En soulignant que Les Chroniques italiennes sont inspirées de « choses vraies » et abordent des thématiques morbides comme le viol, Adeline manifeste son attention aux études réalisées en classe. Toutefois, elle n’étaye pas sa description du recueil par l’évocation de l’étude des procédés stylistiques suivie en classe. Si elle met en avant les deux premiers éléments c’est sans doute parce qu’ils font écho aux lectures qu’elle réalise hors du contexte scolaire, et parce qu’ils rejoignent des caractéristiques textuelles appréciées. Adeline retraduit dans l’ordre de ses attentes lectorales, les études qui sont faites en classe :

‘« Les Chroniques italiennes j’ai bien aimé (Ouais ?)ça dépend... ça dépend lesquelles [...] Y en a une [nouvelle] je crois j’ai bien aimé... parce qu[e l’héroïne] elle se faisait violer [petit rire des deux] Elle se faisait violer et tout. Et puis nan c’était bien. Ça dépend parce que en fait... c’est aussi des... des choses vraies qui s’est passé... C’est pour ça, quand c’est vrai ça... (T’aimes mieux) Voilà... puis même comment i s’appelle ? L’Enfant sacrifié [que j’ai lu en dehors des cours de français et apprécié] c’était aussi... un fait divers » (Adeline ; n’évoque ni la profession, ni les études de son père ; mère : agent commercial qualifié, CAP ; parents séparés depuis qu’elle a 6-7 ans, elle vit avec sa mère)’

Les études menées en classe sur Les Chroniques italiennes permettent à Adeline de réactiver des habitudes lectorales pragmatiques.

Cette enquêtée établit explicitement un lien entre ses lectures scolaires et extra-scolaires. Elle fait fi de la plus ou moins grande légitimité scolaire des œuvres qu’elle rapproche. Quelle que soit la légitimité de leurs auteurs, des œuvres sont comparables lorsqu’elles ont thème commun ou lorsque leur matière, ici les faits divers, est identique. C’est la satisfaction d’intérêts de lecture similaires qui conduit Adeline à rapprocher ces deux textes 1213 .

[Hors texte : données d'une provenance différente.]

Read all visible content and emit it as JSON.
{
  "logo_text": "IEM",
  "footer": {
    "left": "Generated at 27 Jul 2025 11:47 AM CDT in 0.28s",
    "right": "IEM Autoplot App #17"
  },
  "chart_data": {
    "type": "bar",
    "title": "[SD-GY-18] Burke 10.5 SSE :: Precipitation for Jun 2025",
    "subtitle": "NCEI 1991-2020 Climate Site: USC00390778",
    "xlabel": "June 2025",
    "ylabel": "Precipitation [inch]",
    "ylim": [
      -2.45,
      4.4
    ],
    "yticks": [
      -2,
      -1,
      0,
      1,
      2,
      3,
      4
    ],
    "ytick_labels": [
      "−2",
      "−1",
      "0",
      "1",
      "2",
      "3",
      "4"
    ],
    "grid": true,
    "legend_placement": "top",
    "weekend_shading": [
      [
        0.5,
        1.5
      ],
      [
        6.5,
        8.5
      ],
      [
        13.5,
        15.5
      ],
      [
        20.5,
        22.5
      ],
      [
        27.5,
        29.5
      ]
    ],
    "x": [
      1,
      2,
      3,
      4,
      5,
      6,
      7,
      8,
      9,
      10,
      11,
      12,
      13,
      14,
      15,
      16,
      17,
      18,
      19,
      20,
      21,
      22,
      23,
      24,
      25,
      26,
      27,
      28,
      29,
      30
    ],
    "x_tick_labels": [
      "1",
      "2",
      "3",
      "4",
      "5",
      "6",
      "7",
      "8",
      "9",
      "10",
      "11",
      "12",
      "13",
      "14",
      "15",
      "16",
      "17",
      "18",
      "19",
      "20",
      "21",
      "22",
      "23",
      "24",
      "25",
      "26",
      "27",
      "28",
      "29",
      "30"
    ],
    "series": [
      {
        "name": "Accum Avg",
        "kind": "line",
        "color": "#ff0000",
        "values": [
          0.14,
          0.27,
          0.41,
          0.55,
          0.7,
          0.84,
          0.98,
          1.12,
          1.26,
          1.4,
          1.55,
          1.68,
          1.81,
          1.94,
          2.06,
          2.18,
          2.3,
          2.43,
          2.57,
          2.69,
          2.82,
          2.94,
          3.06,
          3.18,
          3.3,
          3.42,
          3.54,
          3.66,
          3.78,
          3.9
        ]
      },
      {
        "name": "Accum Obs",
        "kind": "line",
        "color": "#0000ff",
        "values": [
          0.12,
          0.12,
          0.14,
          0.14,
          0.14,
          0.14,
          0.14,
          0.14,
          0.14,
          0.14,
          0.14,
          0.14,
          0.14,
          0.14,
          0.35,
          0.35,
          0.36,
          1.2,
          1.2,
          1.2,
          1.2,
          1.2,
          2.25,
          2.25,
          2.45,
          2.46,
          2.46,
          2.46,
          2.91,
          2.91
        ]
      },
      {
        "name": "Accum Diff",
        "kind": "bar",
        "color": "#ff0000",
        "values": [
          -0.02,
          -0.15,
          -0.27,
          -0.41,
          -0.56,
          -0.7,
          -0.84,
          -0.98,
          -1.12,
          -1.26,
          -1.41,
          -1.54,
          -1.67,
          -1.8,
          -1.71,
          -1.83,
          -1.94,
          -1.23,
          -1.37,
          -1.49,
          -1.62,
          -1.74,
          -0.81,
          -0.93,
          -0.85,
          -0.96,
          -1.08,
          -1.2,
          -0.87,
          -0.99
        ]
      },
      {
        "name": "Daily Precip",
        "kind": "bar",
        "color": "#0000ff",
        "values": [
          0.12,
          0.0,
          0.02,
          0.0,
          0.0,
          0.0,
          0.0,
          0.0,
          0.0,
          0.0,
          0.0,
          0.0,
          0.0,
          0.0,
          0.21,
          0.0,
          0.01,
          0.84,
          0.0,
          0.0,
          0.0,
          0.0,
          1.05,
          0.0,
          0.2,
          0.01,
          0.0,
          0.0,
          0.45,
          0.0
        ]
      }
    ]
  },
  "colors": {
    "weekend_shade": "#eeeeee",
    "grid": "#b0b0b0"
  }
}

En riant, Adeline qualifie ses lectures extra-scolaires de « lectures sadiques » :

‘« J’aime bien aussi Détective(Ouais ?) Ouais Détective... Sur les meurtres [petit rire des deux] Je suis sadique [petit rire] Mes lectures elles sont sadiques [petit rire]. Nan Détective... parce que c’est intéressant... les meurtres. ’Fin... c’est tout ce qui passe à la télé, puis en plus approfondi hein » (Adeline ; n’évoque ni la profession, ni les études de son père ; mère : agent commercial qualifié, CAP ; parents séparés depuis qu’elle a 6-7 ans, elle vit avec sa mère)’

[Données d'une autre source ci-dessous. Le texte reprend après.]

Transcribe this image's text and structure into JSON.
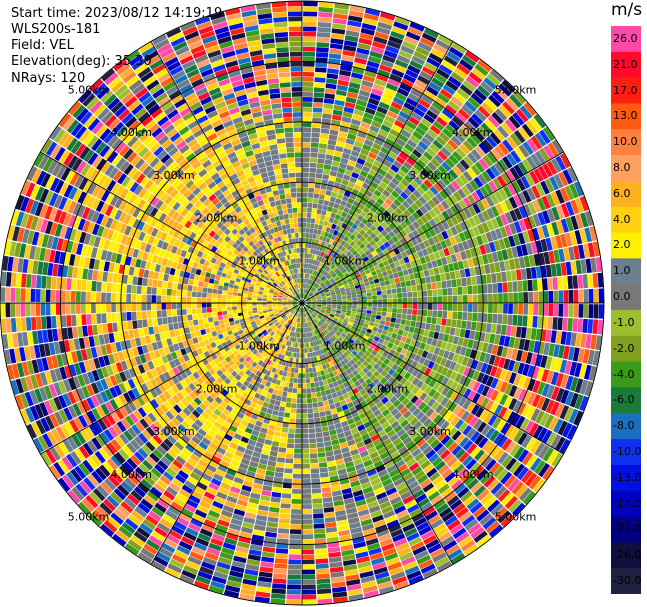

Entre tous les récits de vies difficiles, ceux de femmes violées, lus chez sa grand-mère dans le magazine Détective ou dans des témoignages tels L’enfant sacrifié ou J’avais douze ans, satisfont particulièrement des intérêts lectoraux cathartiques :

‘« L’Enfant sacrifié c’est un peu du même style [que J’avais douze ans] Sauf que elle elle se fait avorter, parce que... quand elle a été jeune, son père il l’a violée, et... sa mère aussi elle avait été violée, et vu qu’elle savait qu’elle attendait une fille, elle voulait pas que ça recommence, comme c’était une sorte de malédiction » (Adeline)’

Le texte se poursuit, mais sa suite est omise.